The agency gave the green light to multiple financial firms to offer spot bitcoin ETFs, including asset management giants like BlackRock, Fidelity Investments and Franklin Templeton that cater to retail investors. 

Until now, only bitcoin futures ETFs had SEC approval. Bitcoin prices have shot up on the SEC’s approval of the ETFs, more than doubling since last year, CoinDesk’s Bitcoin Price Index shows. Prices for the cryptocurrency had already risen 61% since October on expectations that the agency planned to approve spot ETF applications, CoinDesk reported.

Here’s what to know about spot bitcoin ETFs. 

What’s an ETF? 

ETFs are pooled investments, like a mutual fund, but that trade on stock exchanges like a stock or bond and that track a specific index, sector or asset class such as gold. Unlike traditional mutual funds, they can be bought and sold throughout the day. 

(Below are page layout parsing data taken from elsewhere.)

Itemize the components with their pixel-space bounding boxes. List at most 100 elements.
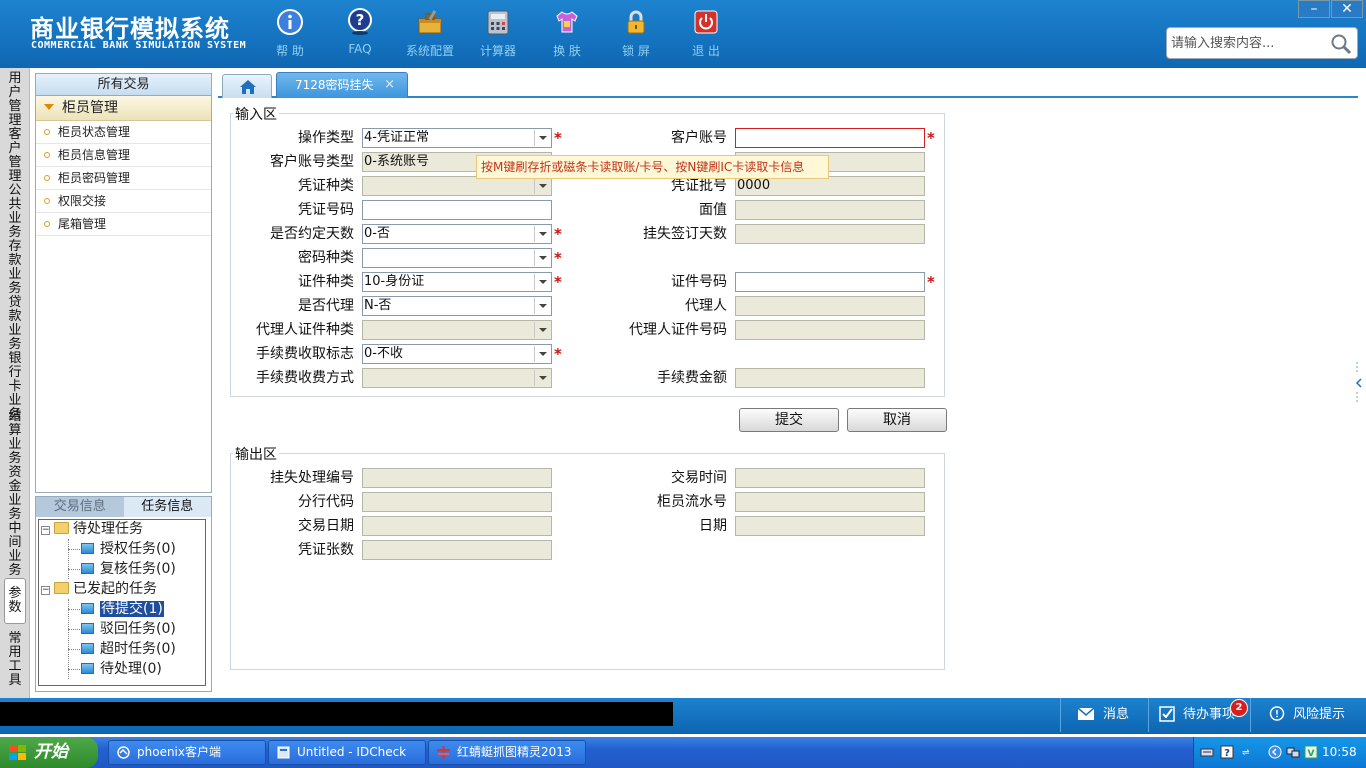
fee-flag-value: 0-不收 xyxy=(364,346,403,361)
taskbar-window-screenshot-tool[interactable]: 红蜻蜓抓图精灵2013 xyxy=(428,740,586,765)
vnav-common-tools[interactable]: 常用工具 xyxy=(4,632,26,688)
module-nav: 用户管理 客户管理 公共业务 存款业务 贷款业务 银行卡业务 结算业务 资金业务… xyxy=(0,68,30,698)
submit-button[interactable]: 提交 xyxy=(739,408,839,432)
collapse-toggle-icon[interactable]: − xyxy=(41,586,50,595)
required-marker: * xyxy=(554,273,562,291)
voucher-type-select[interactable] xyxy=(362,176,552,196)
vnav-user-management[interactable]: 用户管理 xyxy=(4,72,26,128)
tab-password-loss-report[interactable]: 7128密码挂失 × xyxy=(276,72,408,98)
task-list-icon xyxy=(81,543,94,554)
voucher-count-label: 凭证张数 xyxy=(298,542,354,558)
lock-button[interactable]: 锁 屏 xyxy=(606,8,666,62)
keyboard-icon[interactable] xyxy=(1200,745,1214,759)
tree-node-review-tasks[interactable]: 复核任务(0) xyxy=(81,560,176,579)
pwd-type-label: 密码种类 xyxy=(298,250,354,266)
sidebar-item-teller-info[interactable]: 柜员信息管理 xyxy=(36,144,211,167)
id-type-select[interactable]: 10-身份证 xyxy=(362,272,552,292)
config-label: 系统配置 xyxy=(405,44,454,58)
is-agent-select[interactable]: N-否 xyxy=(362,296,552,316)
vnav-parameters[interactable]: 参数 xyxy=(4,578,26,624)
tree-node-rejected-tasks[interactable]: 驳回任务(0) xyxy=(81,620,176,639)
app-icon xyxy=(117,746,130,759)
language-bar-icon[interactable]: ⇌ xyxy=(1240,745,1254,759)
sidebar-item-teller-password[interactable]: 柜员密码管理 xyxy=(36,167,211,190)
tree-node-to-submit[interactable]: 待提交(1) xyxy=(81,600,164,619)
fee-amount-input[interactable] xyxy=(735,368,925,388)
collapse-toggle-icon[interactable]: − xyxy=(41,526,50,535)
fee-flag-select[interactable]: 0-不收 xyxy=(362,344,552,364)
vnav-settlement[interactable]: 结算业务 xyxy=(4,410,26,466)
fee-method-select[interactable] xyxy=(362,368,552,388)
vnav-customer-management[interactable]: 客户管理 xyxy=(4,128,26,184)
sign-days-input[interactable] xyxy=(735,224,925,244)
chevron-down-icon xyxy=(534,370,550,386)
voucher-batch-value: 0000 xyxy=(737,178,771,193)
app-icon xyxy=(277,746,290,759)
vnav-intermediary[interactable]: 中间业务 xyxy=(4,522,26,578)
tree-node-timeout-tasks[interactable]: 超时任务(0) xyxy=(81,640,176,659)
window-close-button[interactable]: ✕ xyxy=(1331,0,1363,18)
tree-node-initiated-tasks[interactable]: − 已发起的任务 xyxy=(41,580,157,599)
taskbar-window-phoenix[interactable]: phoenix客户端 xyxy=(108,740,266,765)
app-header: 商业银行模拟系统 COMMERCIAL BANK SIMULATION SYST… xyxy=(0,0,1366,68)
antivirus-icon[interactable]: V xyxy=(1304,745,1318,759)
agent-input[interactable] xyxy=(735,296,925,316)
tree-node-pending-tasks[interactable]: − 待处理任务 xyxy=(41,520,143,539)
voucher-batch-input[interactable]: 0000 xyxy=(735,176,925,196)
skin-button[interactable]: 换 肤 xyxy=(537,8,597,62)
exit-button[interactable]: 退 出 xyxy=(676,8,736,62)
help-tray-icon[interactable]: ? xyxy=(1220,745,1234,759)
voucher-no-label: 凭证号码 xyxy=(298,202,354,218)
vnav-deposit[interactable]: 存款业务 xyxy=(4,240,26,296)
tab-home[interactable] xyxy=(222,74,272,98)
vnav-public-business[interactable]: 公共业务 xyxy=(4,184,26,240)
tab-transaction-info[interactable]: 交易信息 xyxy=(36,497,124,517)
collapse-right-icon[interactable] xyxy=(1355,362,1363,404)
taskbar-window-label: phoenix客户端 xyxy=(137,745,221,759)
config-button[interactable]: 系统配置 xyxy=(400,8,460,62)
id-no-input[interactable] xyxy=(735,272,925,292)
windows-flag-icon xyxy=(9,745,26,760)
cancel-button[interactable]: 取消 xyxy=(847,408,947,432)
date-label: 日期 xyxy=(699,518,727,534)
voucher-no-input[interactable] xyxy=(362,200,552,220)
tree-connector xyxy=(68,569,80,570)
calculator-button[interactable]: 计算器 xyxy=(468,8,528,62)
sidebar-item-authority-handover[interactable]: 权限交接 xyxy=(36,190,211,213)
required-marker: * xyxy=(554,225,562,243)
op-type-select[interactable]: 4-凭证正常 xyxy=(362,128,552,148)
tree-node-authorization-tasks[interactable]: 授权任务(0) xyxy=(81,540,176,559)
sidebar-item-teller-status[interactable]: 柜员状态管理 xyxy=(36,121,211,144)
agent-id-type-select[interactable] xyxy=(362,320,552,340)
tab-close-icon[interactable]: × xyxy=(384,73,395,97)
vnav-funds[interactable]: 资金业务 xyxy=(4,466,26,522)
agent-id-no-input[interactable] xyxy=(735,320,925,340)
fee-flag-label: 手续费收取标志 xyxy=(256,346,354,362)
start-button[interactable]: 开始 xyxy=(0,737,98,768)
face-value-input[interactable] xyxy=(735,200,925,220)
tree-node-to-process[interactable]: 待处理(0) xyxy=(81,660,162,679)
tree-connector xyxy=(68,669,80,670)
messages-button[interactable]: 消息 xyxy=(1060,698,1148,732)
help-button[interactable]: 帮 助 xyxy=(260,8,320,62)
tab-task-info[interactable]: 任务信息 xyxy=(123,497,211,517)
cust-acct-input[interactable] xyxy=(735,128,925,148)
bullet-icon xyxy=(44,152,50,158)
risk-alert-button[interactable]: 风险提示 xyxy=(1250,698,1366,732)
window-minimize-button[interactable]: – xyxy=(1298,0,1330,18)
pwd-type-select[interactable] xyxy=(362,248,552,268)
chevron-left-icon[interactable] xyxy=(1268,745,1282,759)
network-icon[interactable] xyxy=(1286,745,1300,759)
search-icon[interactable] xyxy=(1329,32,1353,56)
vnav-loan[interactable]: 贷款业务 xyxy=(4,296,26,352)
task-panel-tabs: 交易信息 任务信息 xyxy=(36,497,211,517)
faq-button[interactable]: ? FAQ xyxy=(330,8,390,62)
agent-id-no-label: 代理人证件号码 xyxy=(629,322,727,338)
sidebar-group-teller-management[interactable]: 柜员管理 xyxy=(36,96,211,121)
agreed-days-select[interactable]: 0-否 xyxy=(362,224,552,244)
sidebar-header[interactable]: 所有交易 xyxy=(36,74,211,96)
taskbar-window-idcheck[interactable]: Untitled - IDCheck xyxy=(268,740,426,765)
search-input[interactable] xyxy=(1171,33,1327,53)
tree-node-label: 驳回任务(0) xyxy=(100,621,176,637)
sidebar-item-tail-box[interactable]: 尾箱管理 xyxy=(36,213,211,236)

A spot bitcoin ETF allows investors to gain direct exposure to bitcoin without holding it. Unlike regular bitcoin ETFs, in which bitcoin futures contracts are the underlying asset, bitcoins are the underlying asset of a spot bitcoin ETF.  Each spot bitcoin ETF is managed by a firm that issues shares of its own bitcoin holdings purchased through other holders or through an authorized cryptocurrency exchange. The shares are listed on a traditional stock exchange.

Which ETF applications were approved? 

The SEC has approved the following 11 spot bitcoin ETFs: BlackRock’s iShares Bitcoin Trust, Grayscale Bitcoin Trust, ARK 21Shares Bitcoin ETF, Bitwise Bitcoin ETP Trust, WisdomTree Bitcoin Fund, Fidelity Wise Origin Bitcoin Trust, VanEck Bitcoin Trust, Invesco Galaxy Bitcoin ETF, Valkyrie Bitcoin Fund, Hashdex Bitcoin ETF and Franklin Bitcoin ETF.

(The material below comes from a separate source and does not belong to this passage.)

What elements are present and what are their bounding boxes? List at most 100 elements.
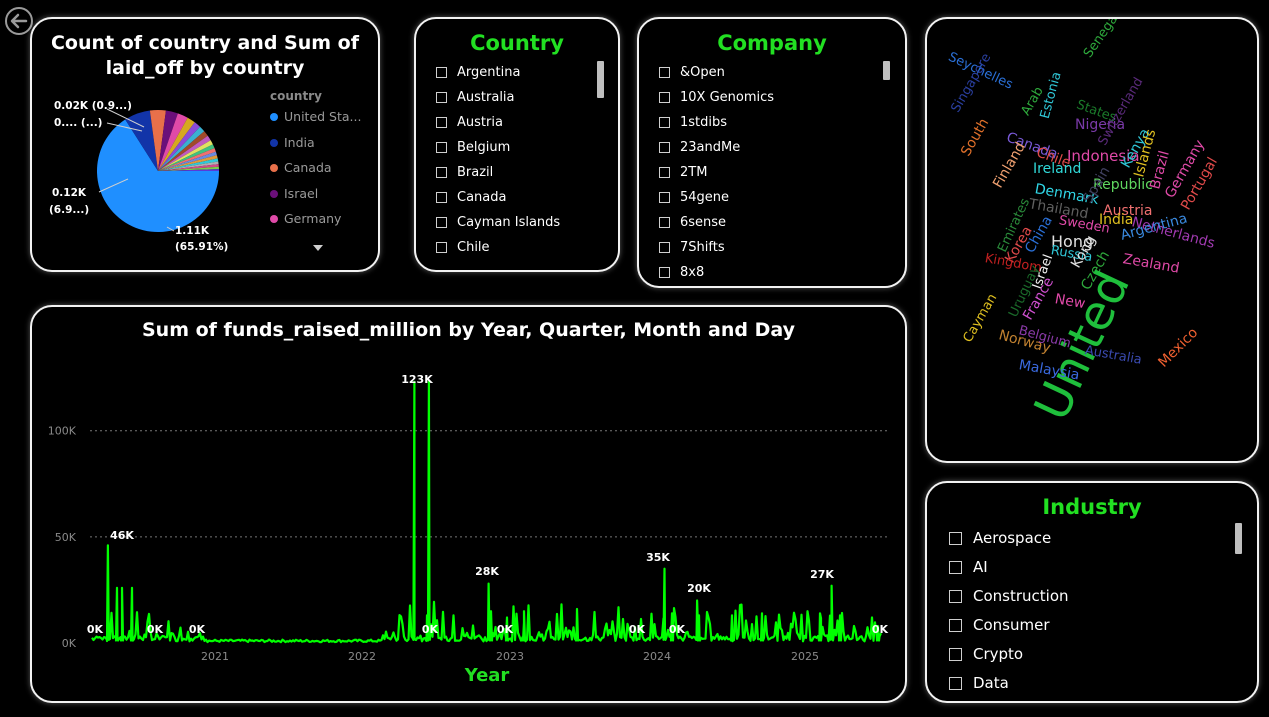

Spot bitcoin ETFs vs. buying bitcoin: What’s the difference?

Investing in spot bitcoin ETFs differs from buying bitcoin directly in a few ways. 

First, investors who put money into bitcoin ETFs do not own any bitcoin outright, Cory Klippsten, CEO of Swan Bitcoin, told CBS MoneyWatch. Second, financial firms will charge fees for trading and managing a bitcoin ETF. By contrast, people who buy bitcoin directly pay a transaction fee, but there are no costs for managing the investment. 

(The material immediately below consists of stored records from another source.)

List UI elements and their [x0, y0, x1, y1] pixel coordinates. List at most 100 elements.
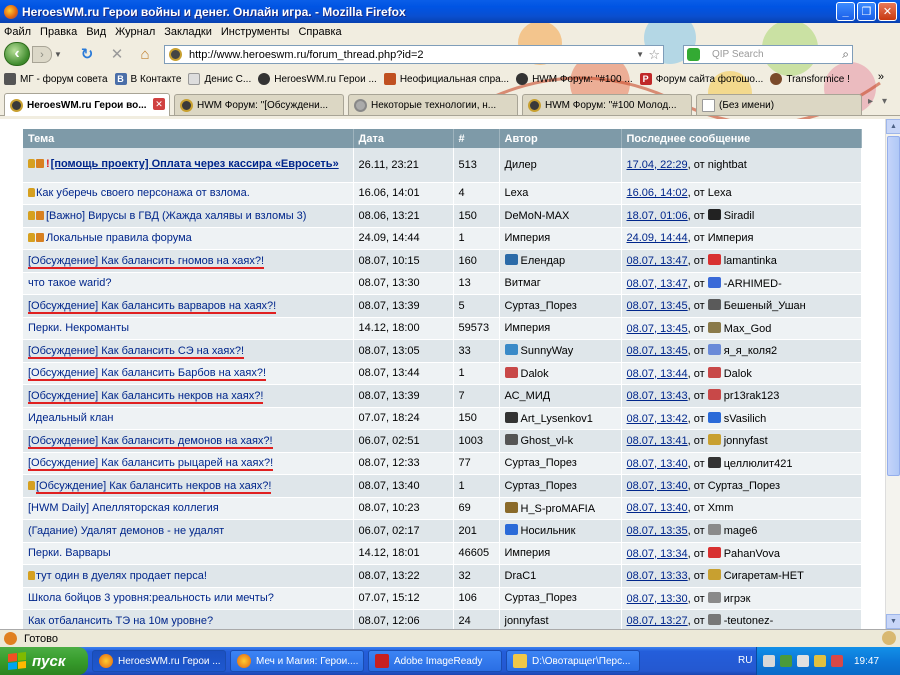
maximize-button[interactable]: ❐ — [857, 2, 876, 21]
author-name[interactable]: Суртаз_Порез — [505, 457, 577, 469]
last-post-link[interactable]: 08.07, 13:47 — [627, 278, 688, 290]
topic-link[interactable]: тут один в дуелях продает перса! — [36, 570, 207, 582]
clan-icon[interactable] — [707, 389, 721, 401]
author-name[interactable]: Витмаг — [505, 277, 541, 289]
language-indicator[interactable]: RU — [738, 655, 752, 666]
clan-icon[interactable] — [504, 344, 518, 356]
author-name[interactable]: Империя — [505, 547, 551, 559]
last-post-author[interactable]: Бешеный_Ушан — [724, 300, 806, 312]
topic-link[interactable]: [HWM Daily] Апелляторская коллегия — [28, 502, 219, 514]
tray-app-icon[interactable] — [797, 655, 809, 667]
author-name[interactable]: DraC1 — [505, 570, 537, 582]
url-text[interactable]: http://www.heroeswm.ru/forum_thread.php?… — [189, 49, 424, 61]
author-name[interactable]: Ghost_vl-k — [521, 435, 574, 447]
topic-link[interactable]: [Обсуждение] Как балансить СЭ на хаях?! — [28, 344, 245, 359]
menu-tools[interactable]: Инструменты — [221, 26, 290, 38]
clan-icon[interactable] — [707, 434, 721, 446]
scroll-thumb[interactable] — [887, 136, 900, 476]
menu-edit[interactable]: Правка — [40, 26, 77, 38]
author-name[interactable]: Елендар — [521, 255, 566, 267]
last-post-author[interactable]: pr13rak123 — [724, 390, 780, 402]
author-name[interactable]: Lexa — [505, 187, 529, 199]
clan-icon[interactable] — [504, 411, 518, 423]
author-name[interactable]: Носильник — [521, 525, 576, 537]
last-post-link[interactable]: 16.06, 14:02 — [627, 187, 688, 199]
tab-heroeswm[interactable]: HeroesWM.ru Герои во... ✕ — [4, 93, 170, 116]
author-name[interactable]: SunnyWay — [521, 345, 574, 357]
search-icon[interactable]: ⌕ — [842, 47, 849, 62]
author-name[interactable]: jonnyfast — [505, 615, 549, 627]
last-post-author[interactable]: mage6 — [724, 525, 758, 537]
last-post-author[interactable]: Xmm — [708, 502, 734, 514]
last-post-link[interactable]: 08.07, 13:40 — [627, 502, 688, 514]
bookmark-star-icon[interactable]: ☆ — [648, 47, 660, 63]
topic-link[interactable]: [Обсуждение] Как балансить гномов на хая… — [28, 254, 265, 269]
last-post-author[interactable]: PahanVova — [724, 548, 780, 560]
last-post-author[interactable]: целлюлит421 — [724, 458, 793, 470]
last-post-link[interactable]: 08.07, 13:30 — [627, 593, 688, 605]
clan-icon[interactable] — [504, 366, 518, 378]
last-post-author[interactable]: Империя — [708, 232, 754, 244]
home-icon[interactable]: ⌂ — [136, 45, 154, 63]
last-post-link[interactable]: 08.07, 13:27 — [627, 615, 688, 627]
last-post-author[interactable]: Суртаз_Порез — [708, 480, 780, 492]
last-post-link[interactable]: 08.07, 13:44 — [627, 368, 688, 380]
topic-link[interactable]: [Важно] Вирусы в ГВД (Жажда халявы и взл… — [46, 210, 306, 222]
last-post-link[interactable]: 08.07, 13:45 — [627, 323, 688, 335]
menu-history[interactable]: Журнал — [115, 26, 155, 38]
search-input[interactable]: QIP Search ⌕ — [683, 45, 853, 64]
clan-icon[interactable] — [707, 276, 721, 288]
bookmark-item[interactable]: Transformice ! — [770, 73, 850, 85]
url-dropdown-icon[interactable]: ▼ — [636, 50, 644, 59]
author-name[interactable]: Суртаз_Порез — [505, 480, 577, 492]
last-post-author[interactable]: -ARHIMED- — [724, 278, 782, 290]
clan-icon[interactable] — [707, 344, 721, 356]
topic-link[interactable]: [Обсуждение] Как балансить рыцарей на ха… — [28, 457, 274, 472]
last-post-author[interactable]: Max_God — [724, 323, 772, 335]
clan-icon[interactable] — [707, 366, 721, 378]
back-button[interactable]: ‹ — [4, 42, 30, 66]
history-dropdown-icon[interactable]: ▼ — [54, 50, 62, 59]
menu-help[interactable]: Справка — [298, 26, 341, 38]
last-post-author[interactable]: игрэк — [724, 593, 751, 605]
author-name[interactable]: Империя — [505, 232, 551, 244]
last-post-link[interactable]: 24.09, 14:44 — [627, 232, 688, 244]
tab-hwm-forum[interactable]: HWM Форум: "[Обсуждени... — [174, 94, 344, 115]
network-icon[interactable] — [780, 655, 792, 667]
last-post-link[interactable]: 08.07, 13:34 — [627, 548, 688, 560]
clan-icon[interactable] — [707, 569, 721, 581]
topic-link[interactable]: [Обсуждение] Как балансить варваров на х… — [28, 299, 277, 314]
last-post-link[interactable]: 08.07, 13:47 — [627, 255, 688, 267]
author-name[interactable]: Art_Lysenkov1 — [521, 413, 593, 425]
tab-close-icon[interactable]: ✕ — [153, 98, 165, 110]
last-post-author[interactable]: Siradil — [724, 210, 755, 222]
antivirus-icon[interactable] — [814, 655, 826, 667]
clan-icon[interactable] — [707, 411, 721, 423]
bookmark-item[interactable]: МГ - форум совета — [4, 73, 108, 85]
last-post-link[interactable]: 08.07, 13:43 — [627, 390, 688, 402]
last-post-link[interactable]: 08.07, 13:35 — [627, 525, 688, 537]
tab-technologies[interactable]: Некоторые технологии, н... — [348, 94, 518, 115]
reload-icon[interactable]: ↻ — [78, 45, 96, 63]
minimize-button[interactable]: _ — [836, 2, 855, 21]
topic-link[interactable]: Школа бойцов 3 уровня:реальность или меч… — [28, 592, 274, 604]
last-post-link[interactable]: 08.07, 13:40 — [627, 458, 688, 470]
last-post-link[interactable]: 08.07, 13:33 — [627, 570, 688, 582]
url-bar[interactable]: http://www.heroeswm.ru/forum_thread.php?… — [164, 45, 664, 64]
topic-link[interactable]: [помощь проекту] Оплата через кассира «Е… — [51, 158, 339, 170]
tab-hwm-forum-100[interactable]: HWM Форум: "#100 Молод... — [522, 94, 692, 115]
tab-untitled[interactable]: (Без имени) — [696, 94, 862, 115]
topic-link[interactable]: (Гадание) Удалят демонов - не удалят — [28, 525, 224, 537]
security-icon[interactable] — [831, 655, 843, 667]
last-post-link[interactable]: 08.07, 13:45 — [627, 345, 688, 357]
topic-link[interactable]: Перки. Варвары — [28, 547, 111, 559]
addon-icon[interactable] — [882, 631, 896, 645]
vertical-scrollbar[interactable]: ▲ ▼ — [885, 119, 900, 629]
topic-link[interactable]: [Обсуждение] Как балансить демонов на ха… — [28, 434, 273, 449]
author-name[interactable]: Dalok — [521, 368, 549, 380]
last-post-author[interactable]: nightbat — [708, 159, 747, 171]
last-post-author[interactable]: Lexa — [708, 187, 732, 199]
tab-list-icon[interactable]: ▾ — [882, 96, 887, 107]
topic-link[interactable]: Как уберечь своего персонажа от взлома. — [36, 187, 250, 199]
topic-link[interactable]: Локальные правила форума — [46, 232, 192, 244]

There are some advantages to owning bitcoin through an ETF. For example, investors can hold and track their bitcoin ETF in the same brokerage account as their other investments.

What could be the impact of the SEC approving bitcoin ETFs?

Investors are betting that the emergence of spot bitcoin ETFs will pump billions of dollars into the digital currency by making it easier and less intimidating to invest. 

Firms like BlackRock and Fidelity are household names in financial services, and their move to enter the sector nudges bitcoin further into the mainstream as an investment class while conferring legitimacy to the shadowy and highly volatile crypto industry. 

“A spot Bitcoin ETF marks the end of crypto as a ‘novel’ asset class and the beginning of a world where it can be part of every portfolio,” said Nathan McCauley, CEO of Anchorage Digital, a crypto platform provider for financial firms.

And as demand for bitcoin rises, so too will its price, likely spurring even more investment and interest in crypto, experts say. Boosting investment in bitcoin, coupled with the introduction of new products from reputable financial players, could also accelerate passage of sensible regulations aimed at eliminating fraud and normalizing crypto as a way to invest, make payments and more generally conduct business.

Strengthening the regulatory framework for crypto is vital, according to Rajeev Bamra, senior vice president of Digital Finance at Moody’s Investors Service.

“Whether this trend will hold depends on the trajectory of global monetary policymaking as well as the availability of cryptocurrencies to institutional investors through products that meet regulatory standards, ensuring their safety and security,” he said.